Lilley produced a report for the Bow Group in 2005 that was highly critical of Government plans to introduce national identity cards.

When David Cameron was elected leader of the Conservatives in December 2005, Lilley was appointed Chairman of the Globalisation and Global Poverty policy group, part of Cameron's extensive 18-month policy review.

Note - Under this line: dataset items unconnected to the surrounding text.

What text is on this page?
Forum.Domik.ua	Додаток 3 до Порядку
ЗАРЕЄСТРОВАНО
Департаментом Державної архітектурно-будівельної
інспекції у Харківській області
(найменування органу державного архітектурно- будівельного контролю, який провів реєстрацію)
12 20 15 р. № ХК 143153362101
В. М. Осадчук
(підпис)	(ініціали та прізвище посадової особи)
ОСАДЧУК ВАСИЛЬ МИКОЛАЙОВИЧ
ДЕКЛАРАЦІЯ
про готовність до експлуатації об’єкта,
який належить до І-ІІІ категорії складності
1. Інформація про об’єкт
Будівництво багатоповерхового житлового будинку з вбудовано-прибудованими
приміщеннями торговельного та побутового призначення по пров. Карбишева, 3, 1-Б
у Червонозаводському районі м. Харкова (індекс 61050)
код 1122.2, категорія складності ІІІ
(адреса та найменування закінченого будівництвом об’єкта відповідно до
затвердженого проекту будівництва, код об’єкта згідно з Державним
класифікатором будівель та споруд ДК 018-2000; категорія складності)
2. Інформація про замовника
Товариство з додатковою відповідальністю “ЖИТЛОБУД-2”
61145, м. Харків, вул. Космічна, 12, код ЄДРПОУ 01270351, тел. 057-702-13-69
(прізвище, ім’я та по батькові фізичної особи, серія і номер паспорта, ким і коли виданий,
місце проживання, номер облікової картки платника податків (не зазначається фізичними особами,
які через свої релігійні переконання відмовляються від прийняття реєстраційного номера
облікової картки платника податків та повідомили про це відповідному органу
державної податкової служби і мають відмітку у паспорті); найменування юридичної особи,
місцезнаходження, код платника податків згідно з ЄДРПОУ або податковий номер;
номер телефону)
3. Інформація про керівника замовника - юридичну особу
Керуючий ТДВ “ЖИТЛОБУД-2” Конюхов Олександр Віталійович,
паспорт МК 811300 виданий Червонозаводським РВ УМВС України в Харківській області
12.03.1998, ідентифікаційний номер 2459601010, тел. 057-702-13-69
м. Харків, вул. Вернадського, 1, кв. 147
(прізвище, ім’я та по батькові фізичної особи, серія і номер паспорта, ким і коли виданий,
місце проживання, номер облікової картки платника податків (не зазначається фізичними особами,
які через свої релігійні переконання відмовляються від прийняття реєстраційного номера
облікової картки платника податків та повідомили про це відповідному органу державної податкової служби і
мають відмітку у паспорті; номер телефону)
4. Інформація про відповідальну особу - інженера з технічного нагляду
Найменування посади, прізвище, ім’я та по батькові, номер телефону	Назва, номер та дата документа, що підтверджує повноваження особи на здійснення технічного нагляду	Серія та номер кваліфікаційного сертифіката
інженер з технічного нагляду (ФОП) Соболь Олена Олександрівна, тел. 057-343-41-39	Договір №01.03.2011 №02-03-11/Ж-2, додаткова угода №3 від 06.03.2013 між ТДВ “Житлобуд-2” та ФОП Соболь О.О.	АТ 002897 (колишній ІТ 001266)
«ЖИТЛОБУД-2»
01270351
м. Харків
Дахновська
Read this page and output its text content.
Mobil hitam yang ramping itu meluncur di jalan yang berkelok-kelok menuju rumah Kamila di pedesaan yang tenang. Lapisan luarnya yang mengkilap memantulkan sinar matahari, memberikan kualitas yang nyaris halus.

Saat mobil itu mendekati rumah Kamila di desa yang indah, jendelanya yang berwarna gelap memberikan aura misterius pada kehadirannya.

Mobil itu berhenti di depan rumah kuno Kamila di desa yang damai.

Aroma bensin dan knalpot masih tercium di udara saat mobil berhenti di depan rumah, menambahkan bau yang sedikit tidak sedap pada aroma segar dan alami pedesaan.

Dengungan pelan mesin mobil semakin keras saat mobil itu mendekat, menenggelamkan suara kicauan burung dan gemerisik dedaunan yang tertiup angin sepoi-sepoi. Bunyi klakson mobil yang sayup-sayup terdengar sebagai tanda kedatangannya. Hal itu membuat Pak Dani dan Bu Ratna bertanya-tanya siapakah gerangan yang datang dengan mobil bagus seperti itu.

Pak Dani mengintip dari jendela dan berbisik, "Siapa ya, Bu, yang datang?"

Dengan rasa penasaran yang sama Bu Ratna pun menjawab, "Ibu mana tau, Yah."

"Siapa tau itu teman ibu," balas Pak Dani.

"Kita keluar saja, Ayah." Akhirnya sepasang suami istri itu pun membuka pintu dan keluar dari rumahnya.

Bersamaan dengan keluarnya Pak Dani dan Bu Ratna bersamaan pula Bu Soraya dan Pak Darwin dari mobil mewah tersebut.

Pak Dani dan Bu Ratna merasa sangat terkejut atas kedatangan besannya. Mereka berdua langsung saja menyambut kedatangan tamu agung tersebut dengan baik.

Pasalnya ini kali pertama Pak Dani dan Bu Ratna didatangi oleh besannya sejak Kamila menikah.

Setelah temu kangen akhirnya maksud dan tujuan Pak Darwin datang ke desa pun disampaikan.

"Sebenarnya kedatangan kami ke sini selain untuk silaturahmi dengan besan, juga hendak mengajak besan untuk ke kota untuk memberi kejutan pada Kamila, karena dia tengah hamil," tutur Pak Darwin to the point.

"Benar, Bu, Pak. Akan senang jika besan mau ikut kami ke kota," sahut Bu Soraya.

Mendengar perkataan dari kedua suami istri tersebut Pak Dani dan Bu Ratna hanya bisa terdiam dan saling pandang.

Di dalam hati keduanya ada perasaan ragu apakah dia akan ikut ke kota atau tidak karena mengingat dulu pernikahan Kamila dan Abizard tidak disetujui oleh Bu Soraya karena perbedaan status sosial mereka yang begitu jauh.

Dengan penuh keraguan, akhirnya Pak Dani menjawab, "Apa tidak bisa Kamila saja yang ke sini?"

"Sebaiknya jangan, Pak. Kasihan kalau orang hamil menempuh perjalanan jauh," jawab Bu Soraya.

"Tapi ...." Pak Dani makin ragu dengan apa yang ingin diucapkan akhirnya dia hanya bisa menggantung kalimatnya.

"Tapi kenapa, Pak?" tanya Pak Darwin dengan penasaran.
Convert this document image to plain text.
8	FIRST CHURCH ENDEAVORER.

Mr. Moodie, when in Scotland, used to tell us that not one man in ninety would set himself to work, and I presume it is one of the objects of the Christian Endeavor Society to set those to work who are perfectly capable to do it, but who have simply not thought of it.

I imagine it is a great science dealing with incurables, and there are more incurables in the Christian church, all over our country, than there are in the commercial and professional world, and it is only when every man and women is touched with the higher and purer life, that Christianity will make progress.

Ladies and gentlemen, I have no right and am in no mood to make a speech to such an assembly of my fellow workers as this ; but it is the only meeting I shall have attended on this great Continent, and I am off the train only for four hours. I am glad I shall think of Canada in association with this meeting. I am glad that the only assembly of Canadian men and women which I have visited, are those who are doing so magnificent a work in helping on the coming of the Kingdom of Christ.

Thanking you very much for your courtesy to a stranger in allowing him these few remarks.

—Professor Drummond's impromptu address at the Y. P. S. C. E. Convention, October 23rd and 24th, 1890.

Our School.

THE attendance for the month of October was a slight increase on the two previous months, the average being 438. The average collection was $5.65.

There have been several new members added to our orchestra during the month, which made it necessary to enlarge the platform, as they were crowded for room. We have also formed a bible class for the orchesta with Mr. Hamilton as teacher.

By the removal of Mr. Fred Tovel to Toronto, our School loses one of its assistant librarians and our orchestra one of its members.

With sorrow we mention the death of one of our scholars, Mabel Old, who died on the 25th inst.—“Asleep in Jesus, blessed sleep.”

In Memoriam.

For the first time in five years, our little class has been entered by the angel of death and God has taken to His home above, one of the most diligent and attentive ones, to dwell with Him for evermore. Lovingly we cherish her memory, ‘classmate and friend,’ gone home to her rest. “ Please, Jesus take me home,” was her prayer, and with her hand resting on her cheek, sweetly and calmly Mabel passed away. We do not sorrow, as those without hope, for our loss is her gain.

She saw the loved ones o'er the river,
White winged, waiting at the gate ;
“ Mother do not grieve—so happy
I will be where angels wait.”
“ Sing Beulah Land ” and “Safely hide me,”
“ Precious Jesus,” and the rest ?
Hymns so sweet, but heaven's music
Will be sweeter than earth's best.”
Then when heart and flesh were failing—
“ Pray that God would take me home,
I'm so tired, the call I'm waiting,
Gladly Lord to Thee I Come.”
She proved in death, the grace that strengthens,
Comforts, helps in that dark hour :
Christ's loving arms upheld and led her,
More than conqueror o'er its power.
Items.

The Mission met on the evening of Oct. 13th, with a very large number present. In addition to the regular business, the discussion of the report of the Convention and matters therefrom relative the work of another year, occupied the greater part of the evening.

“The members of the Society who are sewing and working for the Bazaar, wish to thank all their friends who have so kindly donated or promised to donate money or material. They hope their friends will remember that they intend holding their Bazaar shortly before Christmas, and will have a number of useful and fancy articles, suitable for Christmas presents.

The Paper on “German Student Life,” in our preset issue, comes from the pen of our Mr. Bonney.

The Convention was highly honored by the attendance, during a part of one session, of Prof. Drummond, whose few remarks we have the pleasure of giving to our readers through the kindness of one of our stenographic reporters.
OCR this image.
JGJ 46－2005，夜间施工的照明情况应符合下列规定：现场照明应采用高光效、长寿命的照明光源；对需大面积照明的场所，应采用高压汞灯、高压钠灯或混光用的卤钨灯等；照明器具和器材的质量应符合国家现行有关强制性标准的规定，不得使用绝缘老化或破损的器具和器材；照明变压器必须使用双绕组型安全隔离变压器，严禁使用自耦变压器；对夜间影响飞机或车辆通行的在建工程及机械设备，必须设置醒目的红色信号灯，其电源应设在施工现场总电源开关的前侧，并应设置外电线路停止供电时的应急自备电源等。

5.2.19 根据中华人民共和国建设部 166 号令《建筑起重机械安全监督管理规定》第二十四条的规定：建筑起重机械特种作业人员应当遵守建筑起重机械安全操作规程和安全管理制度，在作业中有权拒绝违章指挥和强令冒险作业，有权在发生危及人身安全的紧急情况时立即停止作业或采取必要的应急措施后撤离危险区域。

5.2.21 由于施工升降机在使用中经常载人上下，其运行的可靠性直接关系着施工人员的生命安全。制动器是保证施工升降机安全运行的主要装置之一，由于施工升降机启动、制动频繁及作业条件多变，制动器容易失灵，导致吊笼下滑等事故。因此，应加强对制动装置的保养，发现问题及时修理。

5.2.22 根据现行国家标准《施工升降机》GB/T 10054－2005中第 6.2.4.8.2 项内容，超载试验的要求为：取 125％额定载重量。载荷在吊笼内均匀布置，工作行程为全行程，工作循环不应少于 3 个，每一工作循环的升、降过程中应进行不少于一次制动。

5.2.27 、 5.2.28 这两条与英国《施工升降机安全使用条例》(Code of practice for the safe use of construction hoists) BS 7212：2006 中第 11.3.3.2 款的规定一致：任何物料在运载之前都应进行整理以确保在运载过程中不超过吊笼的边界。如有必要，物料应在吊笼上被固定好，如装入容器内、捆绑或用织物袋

Controversy and climate change

In November 2012, it was reported that Lilley had been selected by the Conservative Party to join the House of Commons Select Committee on Climate Change. Lilley, who was at that time Vice Chairman and Senior Independent Non-Executive Director of Tethys Petroleum and had received over $400,000 in share options was seen by some as being unsuitable for the position because of this role and a perceived conflict of interest. He was one of only three MPs to vote against the Climate Change Act Further scrutiny came from the highlighting by Private Eye that Lilley had previously lobbied then climate change minister Ed Miliband with letters requesting the 'cost of global warming'.

Queen's Speech Amendment

On 19 May 2016, Peter Lilley, backed by other Eurosceptic Tory MPs as well as the other parties proposed a rebel amendment to the Queen's Speech, over fears that the US-EU pact would lead to the privatisation of the NHS by paving the way for American health providers in the UK. Lilley said that the Investor state dispute settlement provision in TTIP would grant American multinationals the right to sue the British government over any regulations which affected their profits, and questioned why the British government had not tried to exclude the NHS from TTIP.

The UK government ultimately agreed to amend the Queen's Speech to commit to explicitly protecting the NHS from the terms of the future trade deal.

Lilley had earlier committed to supporting withdrawal from the EU during the referendum campaign

Personal life

He is married to Gail, an artist, and has a holiday home in France.